Per la Giornata della memoria, 27 gennaio 2017
«Se non sai dove stai andando, puoi sempre sapere da dove vieni» (Israel Lau)
Oggi fermiamoci. Ricordiamo che l’irritazione nei confronti di chi è diverso è destinata a degenerare, sempre. È un’illusione contenere le idee velenose che infestano il passato e i giorni nostri. Sono stati diversi gli inizi della shoah: si cominciò dai disabili, in particolare dai bambini (il progetto T4 è del 1939 mentre si iniziò a parlare di ‘soluzione finale’ alla fine del 1940); il disprezzo degli ebrei era risalente (caso Dreyfus, 1894); la politica era inquinata da semplificazioni e violenza, nonostante i progressi.

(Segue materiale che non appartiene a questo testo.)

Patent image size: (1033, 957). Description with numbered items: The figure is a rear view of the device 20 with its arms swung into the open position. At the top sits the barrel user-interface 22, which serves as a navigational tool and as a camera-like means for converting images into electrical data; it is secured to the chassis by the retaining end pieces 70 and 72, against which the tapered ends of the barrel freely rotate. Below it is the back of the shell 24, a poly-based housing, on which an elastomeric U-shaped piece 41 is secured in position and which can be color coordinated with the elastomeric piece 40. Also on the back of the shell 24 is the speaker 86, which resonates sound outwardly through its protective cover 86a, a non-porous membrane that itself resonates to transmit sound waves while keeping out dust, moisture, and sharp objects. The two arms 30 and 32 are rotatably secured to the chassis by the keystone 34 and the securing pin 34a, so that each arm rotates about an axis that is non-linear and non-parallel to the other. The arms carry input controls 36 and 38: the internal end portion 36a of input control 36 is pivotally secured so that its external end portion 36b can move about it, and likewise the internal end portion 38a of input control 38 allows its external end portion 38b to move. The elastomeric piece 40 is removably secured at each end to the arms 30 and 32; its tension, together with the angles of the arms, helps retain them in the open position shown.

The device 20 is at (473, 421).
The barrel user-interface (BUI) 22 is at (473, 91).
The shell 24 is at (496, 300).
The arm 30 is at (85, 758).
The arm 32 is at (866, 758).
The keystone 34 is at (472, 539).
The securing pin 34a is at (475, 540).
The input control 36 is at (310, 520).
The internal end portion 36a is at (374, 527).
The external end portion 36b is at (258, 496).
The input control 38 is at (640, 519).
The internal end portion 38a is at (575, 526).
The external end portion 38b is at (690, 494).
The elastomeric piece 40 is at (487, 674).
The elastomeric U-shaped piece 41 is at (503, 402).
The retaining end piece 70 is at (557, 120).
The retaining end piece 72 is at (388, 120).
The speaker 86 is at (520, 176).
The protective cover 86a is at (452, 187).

Nelle colorate città europee, si cominciarono a togliere i colori, ad uno ad uno. Viene in mente il famoso sermone del pastore Niemöller:
“Prima di tutto vennero a prendere gli zingari, e fui contento, perché rubacchiavano. Poi vennero a prendere gli ebrei, e stetti zitto, perché mi stavano antipatici. Poi vennero a prendere gli omosessuali, e fui sollevato, perché mi erano fastidiosi. Poi vennero a prendere i comunisti, e io non dissi niente, perché non ero comunista. Un giorno vennero a prendere me, e non c’era rimasto nessuno a protestare”
(Martin Niemöller, teologo tedesco, oppositore del nazismo, sopravvissuto ai campi di concentramento).

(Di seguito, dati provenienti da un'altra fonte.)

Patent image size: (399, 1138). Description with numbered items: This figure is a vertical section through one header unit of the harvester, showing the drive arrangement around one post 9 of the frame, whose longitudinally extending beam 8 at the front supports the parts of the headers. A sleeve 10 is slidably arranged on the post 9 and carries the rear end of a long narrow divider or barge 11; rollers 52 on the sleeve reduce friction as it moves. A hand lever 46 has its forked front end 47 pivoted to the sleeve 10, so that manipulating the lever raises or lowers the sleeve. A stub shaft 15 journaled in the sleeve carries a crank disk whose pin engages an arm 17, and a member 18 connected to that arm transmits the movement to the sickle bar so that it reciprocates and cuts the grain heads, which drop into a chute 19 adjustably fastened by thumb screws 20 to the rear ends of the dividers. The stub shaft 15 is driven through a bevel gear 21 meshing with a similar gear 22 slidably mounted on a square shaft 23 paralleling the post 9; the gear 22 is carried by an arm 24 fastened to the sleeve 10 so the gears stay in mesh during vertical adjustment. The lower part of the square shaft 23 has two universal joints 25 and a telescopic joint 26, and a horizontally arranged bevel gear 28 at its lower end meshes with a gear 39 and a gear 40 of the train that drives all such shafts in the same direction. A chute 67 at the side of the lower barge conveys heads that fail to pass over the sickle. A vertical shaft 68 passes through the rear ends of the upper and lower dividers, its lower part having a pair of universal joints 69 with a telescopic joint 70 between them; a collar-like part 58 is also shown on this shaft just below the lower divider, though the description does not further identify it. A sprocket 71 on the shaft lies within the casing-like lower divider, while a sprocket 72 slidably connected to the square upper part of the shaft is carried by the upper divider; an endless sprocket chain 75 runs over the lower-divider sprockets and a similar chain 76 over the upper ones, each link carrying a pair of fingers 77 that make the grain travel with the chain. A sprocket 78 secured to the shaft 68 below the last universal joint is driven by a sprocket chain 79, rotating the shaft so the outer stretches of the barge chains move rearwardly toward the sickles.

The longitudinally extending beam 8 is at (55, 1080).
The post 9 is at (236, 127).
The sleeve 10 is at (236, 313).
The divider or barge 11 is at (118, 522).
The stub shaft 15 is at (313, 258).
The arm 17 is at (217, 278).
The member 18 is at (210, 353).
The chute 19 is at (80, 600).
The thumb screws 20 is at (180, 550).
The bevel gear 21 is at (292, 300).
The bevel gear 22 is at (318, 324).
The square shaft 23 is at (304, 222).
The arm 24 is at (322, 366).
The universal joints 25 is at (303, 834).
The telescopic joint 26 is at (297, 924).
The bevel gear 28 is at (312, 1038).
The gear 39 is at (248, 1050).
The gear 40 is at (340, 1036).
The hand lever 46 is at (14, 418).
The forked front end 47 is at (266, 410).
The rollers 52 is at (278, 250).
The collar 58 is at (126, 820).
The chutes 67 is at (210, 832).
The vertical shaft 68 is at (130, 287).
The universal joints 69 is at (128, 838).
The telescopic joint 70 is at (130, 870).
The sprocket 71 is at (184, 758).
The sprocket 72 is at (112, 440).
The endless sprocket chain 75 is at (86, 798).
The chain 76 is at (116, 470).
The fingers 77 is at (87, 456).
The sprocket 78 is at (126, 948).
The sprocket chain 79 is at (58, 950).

Cogliamo i segni dei nostri tempi. L’orrore nazista ha portato alle estreme conseguenze tutte quelle irrazionali irritazioni verso chi diverso, debole, marginale, “sbagliato”. Ci si può incamminare su quella strada senza accorgersene, quando ci si ripiega su se stessi e ci si considera irrilevanti nel mondo, come polvere, spinta da una forza. Hannah Arendt, filosofa ebrea dall’intelletto fine, parlò di “banalità del male”: lo sterminio nazista fu una grande macchina di morte i cui ingranaggi erano persone mediocri, non dei super-cattivi, che registravano meticolosamente i propri successi personali e gli avanzamenti nella gerarchia. La vita non è questione di forze. La sopraffazione dell’altro deve essere bandita dalle nostre menti. Questa avviene quando ci lamentiamo degli altri, avvertiti come un peso; quando scarichiamo le frustrazioni della nostra vita su un “sistema” sentito come ostile, che ci illudiamo possa essere sistemato solo con una forza furiosa. Si alimentano paure immotivate. Molti augurano le peggiori sciagure a chi è straniero, a chi è rom. Tanto rigore, che diventa crudeltà, offende gli omosessuali: si spera che le parole chiare di papa Francesco abbiano scalfito quel rigore. Sui disabili sembra tacersi, nella forma dell’indifferenza, quando non sono soggetti a bullismo o a vessazioni verbali, anche in nutrite platee: è più diffusa di quanto si creda l’idea che siano inutili. Gli anziani sono messi ai margini, destinatari di tanti pregiudizi: tolgono lavoro; le pensioni pesano troppo; non si aggiornano. La resistente francese Germaine Tillion raccontò che sua madre di settanta anni fu mandata nella camera a gas solo perché aveva i capelli bianchi.
Tanti sono i morbi che potrebbero guarirsi nella mentalità odierna al racconto degli anziani che hanno vissuto la guerra e dei sopravvissuti allo sterminio.